Oxford fares better musically but where I am, the shows remain just out of my grasp. I don’t drive – in fact, I’ve never been behind the wheel of a car - and the bus to Oxford takes an hour because it trundles down the scenic route to pick up people in villages off the beaten track. Its final stop is miles away from the postcode where the venues are – in terms of travel, it’d be easier (and smoother) for me to get the train to London. There’s also Bristol in the opposite direction, but the last train back to Swindon leaves at 10:30pm, ripping up the possibility of seeing more than the first third of the headline act’s set in a venue with an 11pm curfew.
But when the bands say they’re going to come to you, rather than you needing to come to the bands, it’s both inordinary and wonderful. Trivium did that just this week, announcing a 13-date intimate tour of the cities they outgrew years ago – Norwich, Oxford, Cambridge, even Stoke.

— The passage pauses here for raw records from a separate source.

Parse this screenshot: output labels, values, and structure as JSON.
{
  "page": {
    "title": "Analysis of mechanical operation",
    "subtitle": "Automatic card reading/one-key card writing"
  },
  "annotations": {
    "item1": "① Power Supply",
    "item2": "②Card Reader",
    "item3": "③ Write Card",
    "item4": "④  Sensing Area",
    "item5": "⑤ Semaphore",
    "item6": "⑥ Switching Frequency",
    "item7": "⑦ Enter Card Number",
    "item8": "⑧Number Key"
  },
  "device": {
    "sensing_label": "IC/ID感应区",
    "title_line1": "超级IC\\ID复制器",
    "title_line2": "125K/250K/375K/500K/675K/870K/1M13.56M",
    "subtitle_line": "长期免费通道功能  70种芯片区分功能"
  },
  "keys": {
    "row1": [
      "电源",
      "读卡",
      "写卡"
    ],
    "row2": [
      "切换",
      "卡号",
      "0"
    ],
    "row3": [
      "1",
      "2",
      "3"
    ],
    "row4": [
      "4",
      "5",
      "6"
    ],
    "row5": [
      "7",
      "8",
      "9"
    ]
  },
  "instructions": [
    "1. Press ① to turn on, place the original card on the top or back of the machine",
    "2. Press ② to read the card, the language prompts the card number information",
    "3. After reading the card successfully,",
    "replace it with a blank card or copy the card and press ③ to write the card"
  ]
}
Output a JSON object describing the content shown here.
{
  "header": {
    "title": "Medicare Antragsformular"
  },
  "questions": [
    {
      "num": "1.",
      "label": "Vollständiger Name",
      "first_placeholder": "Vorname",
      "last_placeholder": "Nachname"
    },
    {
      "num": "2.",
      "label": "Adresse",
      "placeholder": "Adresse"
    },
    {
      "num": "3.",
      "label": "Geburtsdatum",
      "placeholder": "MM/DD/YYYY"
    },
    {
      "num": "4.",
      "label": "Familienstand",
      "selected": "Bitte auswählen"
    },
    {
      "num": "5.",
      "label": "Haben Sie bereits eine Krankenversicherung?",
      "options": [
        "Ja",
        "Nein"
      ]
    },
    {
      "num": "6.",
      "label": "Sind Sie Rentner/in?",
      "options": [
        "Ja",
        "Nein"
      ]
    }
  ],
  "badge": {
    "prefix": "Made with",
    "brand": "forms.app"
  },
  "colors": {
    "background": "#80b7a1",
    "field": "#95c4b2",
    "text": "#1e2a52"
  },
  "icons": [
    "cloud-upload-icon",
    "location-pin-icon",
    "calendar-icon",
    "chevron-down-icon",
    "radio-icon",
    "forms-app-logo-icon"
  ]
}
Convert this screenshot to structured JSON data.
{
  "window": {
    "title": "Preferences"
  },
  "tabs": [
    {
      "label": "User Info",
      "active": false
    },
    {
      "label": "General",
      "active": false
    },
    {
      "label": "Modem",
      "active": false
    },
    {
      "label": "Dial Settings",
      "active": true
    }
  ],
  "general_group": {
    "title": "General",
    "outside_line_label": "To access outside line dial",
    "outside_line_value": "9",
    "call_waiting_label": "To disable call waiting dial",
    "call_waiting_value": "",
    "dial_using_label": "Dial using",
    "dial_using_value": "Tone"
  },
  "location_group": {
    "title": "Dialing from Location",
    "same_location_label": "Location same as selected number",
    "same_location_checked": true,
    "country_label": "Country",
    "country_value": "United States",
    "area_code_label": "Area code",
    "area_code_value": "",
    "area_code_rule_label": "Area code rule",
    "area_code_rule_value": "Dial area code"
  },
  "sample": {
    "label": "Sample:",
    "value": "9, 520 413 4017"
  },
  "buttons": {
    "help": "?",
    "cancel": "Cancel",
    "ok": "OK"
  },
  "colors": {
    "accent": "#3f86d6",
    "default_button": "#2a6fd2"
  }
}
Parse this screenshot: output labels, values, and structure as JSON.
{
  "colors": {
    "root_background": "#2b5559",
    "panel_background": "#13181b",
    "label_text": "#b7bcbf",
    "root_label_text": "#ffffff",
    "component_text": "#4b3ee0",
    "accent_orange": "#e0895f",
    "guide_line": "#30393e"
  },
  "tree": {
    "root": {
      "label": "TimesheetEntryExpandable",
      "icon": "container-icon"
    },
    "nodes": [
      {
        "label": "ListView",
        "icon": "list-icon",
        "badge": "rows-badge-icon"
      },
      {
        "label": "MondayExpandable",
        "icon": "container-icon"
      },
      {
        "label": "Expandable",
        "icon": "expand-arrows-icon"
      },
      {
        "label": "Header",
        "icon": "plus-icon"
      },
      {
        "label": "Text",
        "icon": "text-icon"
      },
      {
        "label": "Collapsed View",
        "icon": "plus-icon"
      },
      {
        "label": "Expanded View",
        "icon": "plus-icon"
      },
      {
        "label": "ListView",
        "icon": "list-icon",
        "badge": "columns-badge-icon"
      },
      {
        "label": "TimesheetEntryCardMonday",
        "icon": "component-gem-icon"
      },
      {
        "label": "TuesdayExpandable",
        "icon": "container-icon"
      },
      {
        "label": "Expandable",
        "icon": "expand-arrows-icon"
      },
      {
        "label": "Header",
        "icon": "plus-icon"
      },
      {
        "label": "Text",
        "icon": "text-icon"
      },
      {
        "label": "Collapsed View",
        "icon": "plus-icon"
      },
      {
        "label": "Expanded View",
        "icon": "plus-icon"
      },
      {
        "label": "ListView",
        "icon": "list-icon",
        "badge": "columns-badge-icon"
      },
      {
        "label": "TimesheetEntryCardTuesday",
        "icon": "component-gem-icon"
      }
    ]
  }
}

Generally, the artists who do this tend to be British; it’s a rarity for international bands to rock up in cities non-Brits might not have heard of. Regardless, I love them even more for it. Matt, Corey, Paolo, Alex – I salute you. And with no London date on the tour, I noticed more than a few fans in the comments feeling a tiny sense of schadenfreude over the thought of all the Londoners having to hotfoot it somewhere else for a gig when they can usually get live music on tap.
Part of the reason I wanted to write this was because I wanted to articulate an experience I’ve not really seen other people articulate - the oftentimes frustrating experience of being an alternative music lover in a rural area. The gigs are painfully far away, sometimes to the point of inconvenience, and there’s less opportunity to find real, 3D community with folks who own just as many band shirts as you. More than once, while making my monthly pilgrimage to the OneStop in my village for music magazines as a teenager, I wondered if I was the only one in the local area buying them. It makes me wonder if being a music aficionado is a passion made with city dwellers in mind – at the very least, I’ve always envied those who grew up with gigs on their doorstep, or even just a few stops on the bus away.
One day, hopefully this year, I will become one of those citydwellers, and can look forward to crawling into my own bed and drifting off within an hour and a half or so of the gig’s curfew. Regardless, however, I won’t forget the bands who look outside the periphery of city walls when they map their tours. They make us feel seen.